It only attempts to have students find occurrences, not actually audit them (e.g., can they be avoided), which might be too hard and too much work (to do them all, anyway)
comment:4 Changed on 01/17/16 at 15:37:13 by Gedare Bloom
Do you expect one student to complete the entire task? Or should the task be subdivided?
Add "Research/Outreach" task type too.
You might want to fill in one row of each table as an example, and give a little more instruction about what should go into each column that the student is expected to fill in.
comment:5 Changed on 01/18/16 at 07:37:27 by Nick Withers
Righto, cheers.
Do you expect one student to complete the entire task? Or should the task be subdivided?
Yeah, I think it should be subdivided, especially as I've now added e.g., posix_memalign() to the list. Would you mind if I do that after we're happy with everything else, though?
Also, should it only be for newlib/libc/ and below (e.g., excluding libgloss)?
comment:6 Changed on 01/18/16 at 12:52:30 by Gedare Bloom
Exclude libgloss. AFAIK we don't use anything from it...
comment:7 Changed on 01/19/16 at 01:09:52 by Nick Withers
Righto, updated to specifically limit it to the newlib/libc directory.
I'm now thinking it might be better not to split it, as there's likely to be a disproportionate workload for e.g., each of the three tables...?
comment:8 Changed on 01/19/16 at 02:01:31 by Gedare Bloom
Yeah just post 1 task and see if anyone takes it. There's only 1 week or so left in the contest anyway.
comment:9 Changed on 01/19/16 at 02:05:29 by Nick Withers
If you're happy with it, feel free to publish; I don't think I can
comment:10 Changed on 01/25/16 at 05:52:32 by Nick Withers
Time has now passed for GCI students to pick up new tasks and unfortunately this one hasn't been selected.
I'll get onto it this week or next
comment:11 Changed on 02/02/16 at 02:20:20 by Nick Withers
I think I've underestimated the work involved in producing a useful breakdown in a maintainable and error-free way, here.

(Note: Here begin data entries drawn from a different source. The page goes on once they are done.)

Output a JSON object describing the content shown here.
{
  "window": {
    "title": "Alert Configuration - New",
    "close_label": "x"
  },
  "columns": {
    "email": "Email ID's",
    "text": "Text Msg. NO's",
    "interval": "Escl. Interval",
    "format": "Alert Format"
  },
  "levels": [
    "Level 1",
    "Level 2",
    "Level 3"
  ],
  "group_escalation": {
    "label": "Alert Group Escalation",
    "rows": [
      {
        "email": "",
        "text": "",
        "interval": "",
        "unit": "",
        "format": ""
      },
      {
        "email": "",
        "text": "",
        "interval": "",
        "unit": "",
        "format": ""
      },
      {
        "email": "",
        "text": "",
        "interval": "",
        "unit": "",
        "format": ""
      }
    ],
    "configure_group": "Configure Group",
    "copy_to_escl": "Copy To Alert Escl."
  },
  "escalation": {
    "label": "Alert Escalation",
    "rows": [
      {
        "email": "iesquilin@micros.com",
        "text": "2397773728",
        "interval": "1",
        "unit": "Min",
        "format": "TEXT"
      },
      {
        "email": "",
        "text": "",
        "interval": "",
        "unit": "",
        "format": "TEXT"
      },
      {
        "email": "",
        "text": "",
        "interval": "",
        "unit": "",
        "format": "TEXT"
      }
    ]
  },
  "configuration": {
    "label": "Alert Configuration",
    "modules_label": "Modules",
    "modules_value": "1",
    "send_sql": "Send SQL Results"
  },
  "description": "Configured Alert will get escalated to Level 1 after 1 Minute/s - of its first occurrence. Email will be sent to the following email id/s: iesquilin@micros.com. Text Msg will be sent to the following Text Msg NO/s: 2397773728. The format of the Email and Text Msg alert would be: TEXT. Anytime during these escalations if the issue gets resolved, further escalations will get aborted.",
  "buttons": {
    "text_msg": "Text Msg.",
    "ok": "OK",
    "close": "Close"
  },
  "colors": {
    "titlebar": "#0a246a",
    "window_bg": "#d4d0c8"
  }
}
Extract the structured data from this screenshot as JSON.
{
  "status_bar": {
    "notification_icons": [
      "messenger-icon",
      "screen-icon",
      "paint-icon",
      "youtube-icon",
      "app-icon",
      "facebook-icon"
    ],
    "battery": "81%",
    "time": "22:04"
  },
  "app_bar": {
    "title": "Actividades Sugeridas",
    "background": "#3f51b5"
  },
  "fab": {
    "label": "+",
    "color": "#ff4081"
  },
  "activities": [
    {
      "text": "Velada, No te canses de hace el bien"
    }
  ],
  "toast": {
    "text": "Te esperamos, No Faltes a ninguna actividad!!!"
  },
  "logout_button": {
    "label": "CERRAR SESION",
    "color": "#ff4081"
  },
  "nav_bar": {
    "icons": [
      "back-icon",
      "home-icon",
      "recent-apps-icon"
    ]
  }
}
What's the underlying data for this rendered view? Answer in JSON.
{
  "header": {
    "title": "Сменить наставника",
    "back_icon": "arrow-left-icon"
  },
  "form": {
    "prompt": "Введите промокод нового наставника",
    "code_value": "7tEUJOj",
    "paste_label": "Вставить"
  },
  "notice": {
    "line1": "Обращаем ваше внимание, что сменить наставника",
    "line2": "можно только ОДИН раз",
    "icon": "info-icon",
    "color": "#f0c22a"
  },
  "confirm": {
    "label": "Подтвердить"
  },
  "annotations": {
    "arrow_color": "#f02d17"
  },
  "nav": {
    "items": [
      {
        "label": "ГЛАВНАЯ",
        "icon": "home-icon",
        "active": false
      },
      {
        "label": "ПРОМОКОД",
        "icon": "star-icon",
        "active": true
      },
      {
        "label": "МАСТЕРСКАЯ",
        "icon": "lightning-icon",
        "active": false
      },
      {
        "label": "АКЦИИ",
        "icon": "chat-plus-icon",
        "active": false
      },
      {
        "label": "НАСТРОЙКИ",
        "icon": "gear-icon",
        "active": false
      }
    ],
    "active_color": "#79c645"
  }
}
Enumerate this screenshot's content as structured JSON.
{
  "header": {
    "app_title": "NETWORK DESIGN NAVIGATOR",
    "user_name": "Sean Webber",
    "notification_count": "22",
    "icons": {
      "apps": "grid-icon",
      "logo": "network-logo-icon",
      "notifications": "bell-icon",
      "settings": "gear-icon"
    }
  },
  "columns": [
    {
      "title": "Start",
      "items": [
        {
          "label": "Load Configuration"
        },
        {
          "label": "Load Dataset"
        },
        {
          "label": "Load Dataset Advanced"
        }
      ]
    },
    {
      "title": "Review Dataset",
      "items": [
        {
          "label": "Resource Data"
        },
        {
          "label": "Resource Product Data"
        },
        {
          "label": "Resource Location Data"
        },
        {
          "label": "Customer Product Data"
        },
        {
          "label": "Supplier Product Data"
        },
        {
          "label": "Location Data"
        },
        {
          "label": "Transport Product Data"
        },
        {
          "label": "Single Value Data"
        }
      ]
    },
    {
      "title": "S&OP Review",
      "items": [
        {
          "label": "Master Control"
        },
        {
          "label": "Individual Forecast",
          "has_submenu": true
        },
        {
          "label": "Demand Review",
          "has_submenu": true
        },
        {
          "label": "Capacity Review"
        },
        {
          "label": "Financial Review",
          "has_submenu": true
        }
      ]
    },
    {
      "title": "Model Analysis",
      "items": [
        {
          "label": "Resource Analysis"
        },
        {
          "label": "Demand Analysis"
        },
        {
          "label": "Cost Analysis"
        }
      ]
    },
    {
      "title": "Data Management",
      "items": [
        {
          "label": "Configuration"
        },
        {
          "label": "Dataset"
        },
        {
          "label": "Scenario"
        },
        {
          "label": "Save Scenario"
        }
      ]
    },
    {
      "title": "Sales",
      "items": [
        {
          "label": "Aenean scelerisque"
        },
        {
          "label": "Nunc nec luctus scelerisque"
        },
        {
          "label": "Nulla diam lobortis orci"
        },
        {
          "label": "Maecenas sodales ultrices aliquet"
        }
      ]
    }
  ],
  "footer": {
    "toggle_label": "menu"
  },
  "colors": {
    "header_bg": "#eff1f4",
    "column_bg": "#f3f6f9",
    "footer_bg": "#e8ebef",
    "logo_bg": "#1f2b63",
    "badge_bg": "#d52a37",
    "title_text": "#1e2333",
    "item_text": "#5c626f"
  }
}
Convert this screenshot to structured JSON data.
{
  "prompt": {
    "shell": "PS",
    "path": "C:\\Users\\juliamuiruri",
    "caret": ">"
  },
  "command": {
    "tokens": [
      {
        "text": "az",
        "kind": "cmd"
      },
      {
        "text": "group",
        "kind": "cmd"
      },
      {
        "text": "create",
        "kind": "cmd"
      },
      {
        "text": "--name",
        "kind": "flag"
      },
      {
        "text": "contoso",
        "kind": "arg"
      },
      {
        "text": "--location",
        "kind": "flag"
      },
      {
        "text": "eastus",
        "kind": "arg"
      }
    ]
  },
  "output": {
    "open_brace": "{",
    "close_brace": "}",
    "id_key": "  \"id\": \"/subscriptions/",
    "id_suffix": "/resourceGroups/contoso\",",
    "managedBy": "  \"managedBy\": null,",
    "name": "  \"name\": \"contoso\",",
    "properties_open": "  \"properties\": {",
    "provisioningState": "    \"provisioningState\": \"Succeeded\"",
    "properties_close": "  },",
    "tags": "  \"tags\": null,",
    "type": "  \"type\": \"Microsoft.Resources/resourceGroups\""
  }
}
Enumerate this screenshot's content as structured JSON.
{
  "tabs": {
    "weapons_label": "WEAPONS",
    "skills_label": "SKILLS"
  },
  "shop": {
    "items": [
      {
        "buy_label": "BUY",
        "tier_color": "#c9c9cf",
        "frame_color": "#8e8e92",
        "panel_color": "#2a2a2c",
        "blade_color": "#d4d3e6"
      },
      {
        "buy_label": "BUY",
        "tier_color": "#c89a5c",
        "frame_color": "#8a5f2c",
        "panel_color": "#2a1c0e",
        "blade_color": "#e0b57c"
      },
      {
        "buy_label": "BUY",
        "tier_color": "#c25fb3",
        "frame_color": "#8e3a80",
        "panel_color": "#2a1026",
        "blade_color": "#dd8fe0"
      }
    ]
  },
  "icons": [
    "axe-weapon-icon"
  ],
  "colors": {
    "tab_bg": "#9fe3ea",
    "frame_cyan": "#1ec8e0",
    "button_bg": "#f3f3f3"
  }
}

Whilst I could just produce a list of files, line numbers and functions directly calling e.g., malloc(), I don't think that's very useful... What I'd like to know, as an application developer, is what functions I might call from my application that might result in memory allocation attempts. A simple grep's going to turn up lots of implementation detail (e.g., file-static functions that call malloc(), whereas I'd want instead the functions that are exposed to RTEMS applications that might call it).
Add in function pointers (e.g., ucs_2_init() in iconv/ces/ucs-2.c is pointed to by _iconv_to_ucs_ces_handlers_ucs_2.init, the latter struct then gets indexed by string in iconv_to_ucs_ces_t _iconv_to_ucs_ces), and a bunch 'o #defines and... my brain hurts.
Can anyone suggest tools which might help here? Otherwise we should perhaps just delete the article...
comment:12 Changed on 02/02/16 at 04:11:18 by Joel Sherrill
http://www.gnu.org/software/cflow/ or a similar tool might be helpful.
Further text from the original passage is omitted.